E' difficile tenere aggiornate le statistiche di apertura delle nuove attività in quello che sino a dieci anni fa era considerato un quartiere pericoloso, difficile e da evitare. Oggi brulica di iniziative artistiche, ristoranti centro americani, centri di preghiera di sei religioni diverse, librerie sadomaso e mostre d'arte di strada. Oggi tutti vogliono vivere e fare qualcosa a San Salvario.

Dietro le stazioni ferroviarie delle Grandi Città non si è mai riusciti ad attivare un circolo virtuoso di qualità di vita ma le città non sono più quelle di un tempo ed oggi anche un muro scrostato o due tavolini con sopra tre birre fuori frigo fanno arte, tendenza, incontro e divertimento.

Ho viaggiato pochissimo nel mondo ma l'idea che mi sono fatto leggendo reportage da paesi lontani o dalle megalopoli, è che questo stile londinese di immaginare il futuro dormendo poche ore per notte divertendosi nei locali low cost alla moda è un'attività residuale di altre piu importanti attività produttive, finanziarie industriali ed intellettuali.

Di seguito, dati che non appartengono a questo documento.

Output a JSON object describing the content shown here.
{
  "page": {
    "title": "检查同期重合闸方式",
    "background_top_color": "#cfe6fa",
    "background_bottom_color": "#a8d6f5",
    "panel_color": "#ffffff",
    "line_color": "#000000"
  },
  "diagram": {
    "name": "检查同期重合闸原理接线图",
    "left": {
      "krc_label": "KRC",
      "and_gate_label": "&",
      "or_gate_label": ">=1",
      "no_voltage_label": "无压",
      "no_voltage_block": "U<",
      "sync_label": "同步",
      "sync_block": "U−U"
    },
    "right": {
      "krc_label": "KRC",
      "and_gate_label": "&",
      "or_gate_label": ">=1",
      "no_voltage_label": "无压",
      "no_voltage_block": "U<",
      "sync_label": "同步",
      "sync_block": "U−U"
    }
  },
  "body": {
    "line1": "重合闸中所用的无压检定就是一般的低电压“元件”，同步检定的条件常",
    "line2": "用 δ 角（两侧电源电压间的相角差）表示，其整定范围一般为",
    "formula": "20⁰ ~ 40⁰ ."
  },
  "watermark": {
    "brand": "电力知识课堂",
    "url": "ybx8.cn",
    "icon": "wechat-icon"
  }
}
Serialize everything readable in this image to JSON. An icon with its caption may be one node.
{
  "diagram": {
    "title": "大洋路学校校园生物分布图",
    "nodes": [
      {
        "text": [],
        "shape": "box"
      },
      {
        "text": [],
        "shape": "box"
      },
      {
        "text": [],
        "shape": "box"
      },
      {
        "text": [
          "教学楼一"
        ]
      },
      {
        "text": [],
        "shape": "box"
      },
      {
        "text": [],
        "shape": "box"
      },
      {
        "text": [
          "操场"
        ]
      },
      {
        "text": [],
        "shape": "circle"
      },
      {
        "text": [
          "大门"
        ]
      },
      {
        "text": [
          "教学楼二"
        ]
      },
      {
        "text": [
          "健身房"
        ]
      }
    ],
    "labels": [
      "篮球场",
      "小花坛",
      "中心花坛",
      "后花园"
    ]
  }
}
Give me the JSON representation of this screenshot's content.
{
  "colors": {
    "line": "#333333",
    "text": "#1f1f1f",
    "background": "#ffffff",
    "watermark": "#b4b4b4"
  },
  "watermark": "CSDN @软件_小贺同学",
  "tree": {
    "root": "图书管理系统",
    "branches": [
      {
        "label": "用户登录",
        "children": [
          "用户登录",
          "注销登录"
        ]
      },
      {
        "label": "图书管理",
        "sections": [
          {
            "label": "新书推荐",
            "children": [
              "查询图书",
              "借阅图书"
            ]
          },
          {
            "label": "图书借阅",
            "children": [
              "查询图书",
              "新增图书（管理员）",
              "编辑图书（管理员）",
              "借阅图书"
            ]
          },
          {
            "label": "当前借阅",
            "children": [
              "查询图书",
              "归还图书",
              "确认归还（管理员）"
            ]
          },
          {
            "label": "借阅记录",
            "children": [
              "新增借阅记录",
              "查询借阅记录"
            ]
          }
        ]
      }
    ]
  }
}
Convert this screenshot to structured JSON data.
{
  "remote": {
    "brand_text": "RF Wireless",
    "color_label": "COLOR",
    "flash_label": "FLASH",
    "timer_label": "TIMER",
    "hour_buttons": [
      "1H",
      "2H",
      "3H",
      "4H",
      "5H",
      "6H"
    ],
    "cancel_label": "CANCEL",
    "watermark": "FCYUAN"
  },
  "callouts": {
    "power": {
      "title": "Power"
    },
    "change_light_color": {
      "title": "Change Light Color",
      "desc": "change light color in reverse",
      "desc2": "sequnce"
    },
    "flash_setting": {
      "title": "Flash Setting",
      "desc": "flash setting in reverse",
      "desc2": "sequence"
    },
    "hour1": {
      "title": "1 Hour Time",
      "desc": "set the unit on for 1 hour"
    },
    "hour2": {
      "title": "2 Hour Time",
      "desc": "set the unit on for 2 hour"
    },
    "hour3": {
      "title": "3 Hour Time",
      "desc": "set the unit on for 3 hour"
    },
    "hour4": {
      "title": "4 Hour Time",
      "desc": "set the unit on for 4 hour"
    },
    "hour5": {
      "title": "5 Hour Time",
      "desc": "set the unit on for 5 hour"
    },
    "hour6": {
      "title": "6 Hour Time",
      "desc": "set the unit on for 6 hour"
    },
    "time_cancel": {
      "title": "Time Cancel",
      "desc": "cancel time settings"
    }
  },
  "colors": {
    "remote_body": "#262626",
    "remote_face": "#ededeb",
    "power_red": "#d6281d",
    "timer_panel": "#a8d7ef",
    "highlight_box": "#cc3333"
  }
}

A Torino invece si pensa solo più a installare orti sui tetti di ex fabbricati, ascoltare musica afro, mangiare etnico..., ma di lavorare non se ne parla mai. Va bene che il lavoro non c'è più ma a parte chi gestisce queste attività commerciali dandosi anche da fare con sacrificio, mi domando come le migliaia di clienti che affollano questi locali e vanno a dormire alle 6 del mattino (quindi non lavorano) possano permettersi queste stravaganze mentali che li fanno sentire tanto all'avanguardia.

Mentre le menti chiuse e deformate aspettano l'accordo sull'articolo 18, appese al paracadute sempre aperto della cassa integrazione che garantisce ancora una birra e due tacos, Torino affonda tra gli applausi e le maracas di Belo Horizonte.